All Inside Arthroscopic Foveal Reattachment of the Triangular Fibro Cartilage Complex
Didier Fontès, MD; Gwénolé Kermarrec, MD
Hôpital Saint Antoine, Paris, France
Foveal attachment of the triangular fibrocartilage complex (TFCC) is essential for distal radioulnar joint (DRUJ) stability, nevertheless management of its lesions remains actually controversial. Arthroscopic techniques previously described require either mini open steps or are complex and expensive. We present a simple all inside knotless repair providing a strong bony fixation into the fovea.
Material and method
Through 3-4 and 6R portals, TFCC lesion is assessed, the ulnar fovea is debrided and a blind hole of 2.0 mm diameter is achieved. With the help of a simple 18 gauge needle two strands of 2-0 Fiberwire® are introduced percutaneously through the TFCC accommodating a mattress suture on its free end. The suture tails are passed through the eyelet of the 2.5 mm Pushlock® anchor (Arthrex®) and precisely introduced at the bottom of the hole. The tack portion of the anchor is impacted optimizing tissue tension and fixation (without any knot tying). The handle is removed and the sutures flush are cut achieving an accurate and no-profile repair.
Retrospective and preliminary study:
Between 2013 and 2016, a cohort of 5 patients with Palmer 1B, EWAS 2 lesion of the TFCC were evaluated (grip strength, pain, range of motion and DRUJ stability). Functional scores have been documented: Mayo Modified Wrist Score (MMWS), Quick DASH and the PRWE. The average follow up was 29,4 months ( 9-42 months). MRI control was performed for 3 patients.
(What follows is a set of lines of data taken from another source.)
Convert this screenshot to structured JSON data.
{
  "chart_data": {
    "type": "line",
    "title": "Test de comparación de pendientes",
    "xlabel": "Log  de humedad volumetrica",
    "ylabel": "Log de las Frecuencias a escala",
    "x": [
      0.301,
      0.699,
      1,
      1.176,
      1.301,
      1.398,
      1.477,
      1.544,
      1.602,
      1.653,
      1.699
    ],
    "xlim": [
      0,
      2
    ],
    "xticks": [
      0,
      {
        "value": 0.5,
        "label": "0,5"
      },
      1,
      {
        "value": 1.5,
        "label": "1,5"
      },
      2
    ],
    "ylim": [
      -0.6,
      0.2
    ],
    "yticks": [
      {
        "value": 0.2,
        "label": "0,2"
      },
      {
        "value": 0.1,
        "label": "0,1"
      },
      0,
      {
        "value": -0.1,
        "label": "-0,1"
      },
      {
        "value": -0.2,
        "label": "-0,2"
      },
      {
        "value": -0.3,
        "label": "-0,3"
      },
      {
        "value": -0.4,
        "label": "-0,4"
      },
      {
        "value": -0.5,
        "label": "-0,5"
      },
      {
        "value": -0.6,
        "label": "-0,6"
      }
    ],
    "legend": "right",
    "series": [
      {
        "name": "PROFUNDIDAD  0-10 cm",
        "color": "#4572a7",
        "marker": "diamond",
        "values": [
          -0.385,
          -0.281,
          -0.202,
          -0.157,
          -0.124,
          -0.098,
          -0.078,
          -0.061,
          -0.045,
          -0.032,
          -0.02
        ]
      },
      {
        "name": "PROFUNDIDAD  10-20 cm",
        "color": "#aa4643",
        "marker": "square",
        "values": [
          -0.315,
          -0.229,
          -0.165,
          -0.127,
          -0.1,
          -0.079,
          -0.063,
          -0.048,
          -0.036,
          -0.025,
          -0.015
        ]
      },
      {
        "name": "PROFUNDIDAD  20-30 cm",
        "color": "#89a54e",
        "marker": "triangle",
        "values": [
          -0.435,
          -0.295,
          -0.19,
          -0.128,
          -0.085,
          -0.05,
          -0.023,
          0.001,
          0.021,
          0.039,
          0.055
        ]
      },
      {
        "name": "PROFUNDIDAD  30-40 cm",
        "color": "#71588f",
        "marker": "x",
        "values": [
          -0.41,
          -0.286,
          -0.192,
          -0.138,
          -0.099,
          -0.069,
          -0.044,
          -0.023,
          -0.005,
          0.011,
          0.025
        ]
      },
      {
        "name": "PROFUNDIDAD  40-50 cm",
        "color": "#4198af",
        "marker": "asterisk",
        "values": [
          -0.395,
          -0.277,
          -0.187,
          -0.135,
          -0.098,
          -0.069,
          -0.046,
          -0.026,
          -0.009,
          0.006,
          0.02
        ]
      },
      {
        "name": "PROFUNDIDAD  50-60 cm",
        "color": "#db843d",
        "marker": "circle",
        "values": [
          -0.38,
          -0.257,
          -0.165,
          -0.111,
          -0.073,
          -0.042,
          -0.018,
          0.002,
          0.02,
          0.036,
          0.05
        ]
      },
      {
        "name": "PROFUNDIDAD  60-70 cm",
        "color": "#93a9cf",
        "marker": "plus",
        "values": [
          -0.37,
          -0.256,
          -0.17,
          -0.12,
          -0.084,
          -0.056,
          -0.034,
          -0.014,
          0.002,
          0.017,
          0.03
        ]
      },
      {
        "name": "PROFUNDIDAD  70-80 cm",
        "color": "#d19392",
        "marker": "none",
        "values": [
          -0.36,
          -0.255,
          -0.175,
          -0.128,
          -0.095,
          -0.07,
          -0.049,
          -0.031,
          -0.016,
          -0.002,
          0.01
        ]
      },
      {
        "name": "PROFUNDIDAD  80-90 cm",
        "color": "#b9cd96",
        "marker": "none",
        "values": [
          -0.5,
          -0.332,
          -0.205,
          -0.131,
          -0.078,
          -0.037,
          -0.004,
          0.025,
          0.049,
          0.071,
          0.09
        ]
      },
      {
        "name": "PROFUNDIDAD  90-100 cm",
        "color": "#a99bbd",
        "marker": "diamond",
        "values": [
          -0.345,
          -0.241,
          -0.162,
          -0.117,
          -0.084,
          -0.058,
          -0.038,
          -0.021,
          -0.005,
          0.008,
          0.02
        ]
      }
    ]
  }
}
Pain was reduced of 5, grip strength and range of motion averaged more than 90% of the unaffected side and DRUJ instability was improved. MMWS was excellent for 1, good for 1 and satisfactory for 3 patients. Quick DASH improved of 43. PRWE reported an amelioration of 41. We reported no complications and MRI confirmed the accurate positioning of the anchor and the achieving of ligamentous healing.
Preliminary results seems to be similar to conventional mini-open techniques but our procedure appears to be quicker, reproducible and straightforward to provide a secure means of knotless reattachment of foveal TFCC. Nevertheless, further investigation with an increased number of patients is required. It however became our first choice option for treatment of EWAS 2 TFCC lesions.